Conclusion and Next Steps
Decision: Proceed with Guardrails
Rationale: Apalutamide has established L1 evidence from multiple completed Phase 3 RCTs—SPARTAN for nmCRPC and TITAN for mCSPC—demonstrating clinically meaningful and statistically significant improvements in both metastasis-free survival and overall survival. The drug is approved in the US, EU, Japan, and other major markets, yet remains unavailable to Singapore patients with prostate cancer, one of the most prevalent male malignancies in the region. The evidence base is robust; the primary barrier is regulatory.

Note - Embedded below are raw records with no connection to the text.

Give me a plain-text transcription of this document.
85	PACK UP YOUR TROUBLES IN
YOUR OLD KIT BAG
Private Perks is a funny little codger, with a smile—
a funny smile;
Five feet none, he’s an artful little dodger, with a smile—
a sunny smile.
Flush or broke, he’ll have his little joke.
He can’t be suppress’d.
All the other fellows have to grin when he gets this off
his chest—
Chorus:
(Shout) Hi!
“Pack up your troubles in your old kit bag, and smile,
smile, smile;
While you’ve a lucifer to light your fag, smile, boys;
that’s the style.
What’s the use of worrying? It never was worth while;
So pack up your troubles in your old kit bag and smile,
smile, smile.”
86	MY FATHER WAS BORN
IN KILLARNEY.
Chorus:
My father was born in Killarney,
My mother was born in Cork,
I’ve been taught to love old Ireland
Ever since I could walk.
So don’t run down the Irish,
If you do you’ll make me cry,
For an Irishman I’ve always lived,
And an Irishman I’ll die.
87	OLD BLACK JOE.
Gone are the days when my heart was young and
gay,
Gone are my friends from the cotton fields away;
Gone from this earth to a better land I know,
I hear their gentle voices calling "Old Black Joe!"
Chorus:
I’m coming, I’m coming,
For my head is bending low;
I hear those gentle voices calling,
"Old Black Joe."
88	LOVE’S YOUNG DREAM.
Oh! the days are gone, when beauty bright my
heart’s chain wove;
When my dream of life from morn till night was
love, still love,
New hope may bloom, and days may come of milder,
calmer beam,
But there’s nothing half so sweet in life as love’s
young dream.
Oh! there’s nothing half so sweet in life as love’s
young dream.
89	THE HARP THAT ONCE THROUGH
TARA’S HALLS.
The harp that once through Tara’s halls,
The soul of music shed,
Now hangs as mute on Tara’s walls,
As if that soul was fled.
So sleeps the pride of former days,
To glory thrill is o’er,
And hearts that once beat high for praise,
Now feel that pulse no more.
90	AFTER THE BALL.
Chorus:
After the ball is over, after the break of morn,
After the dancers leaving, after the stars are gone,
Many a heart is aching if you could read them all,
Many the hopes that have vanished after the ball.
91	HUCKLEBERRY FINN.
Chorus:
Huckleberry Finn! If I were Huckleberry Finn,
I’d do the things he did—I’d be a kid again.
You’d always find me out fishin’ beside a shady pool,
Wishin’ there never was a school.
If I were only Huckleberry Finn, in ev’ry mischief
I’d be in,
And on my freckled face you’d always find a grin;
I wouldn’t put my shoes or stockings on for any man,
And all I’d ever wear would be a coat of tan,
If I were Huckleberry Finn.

To proceed, the following is needed:
- HSA Regulatory Submission: Prepare and submit a New Drug Application (NDA) or abridged application to the Health Sciences Authority (HSA) Singapore, leveraging existing FDA/EMA approval dossiers to expedite review
- Complete Safety Documentation: Obtain the full prescribing information including boxed warnings, contraindications, and a comprehensive DDI table, which are currently absent from the local regulatory dataset
- CYP3A4 DDI Risk Management Protocol: Develop institutional guidance for managing strong CYP3A4 induction interactions in the Singapore patient population, with particular attention to polypharmacy settings common in elderly oncology patients
- Risk Management Plan (RMP): Prepare a Singapore-specific RMP addressing key identified risks: falls and fractures, cardiovascular events, hypothyroidism, and skin reactions
- Asian Subgroup Data Review: Evaluate available Asian patient subgroup data from TITAN and SPARTAN to confirm appropriateness for the Singapore population and determine whether additional bridging studies are required
- Formulary and Reimbursement Strategy: Assess cost-effectiveness for potential inclusion in national subsidy schemes (e.g., Medication Assistance Fund) or institutional hospital drug formularies
Disclaimer
This content is for research purposes only and does not constitute medical advice. Clinical validation is required before any clinical application.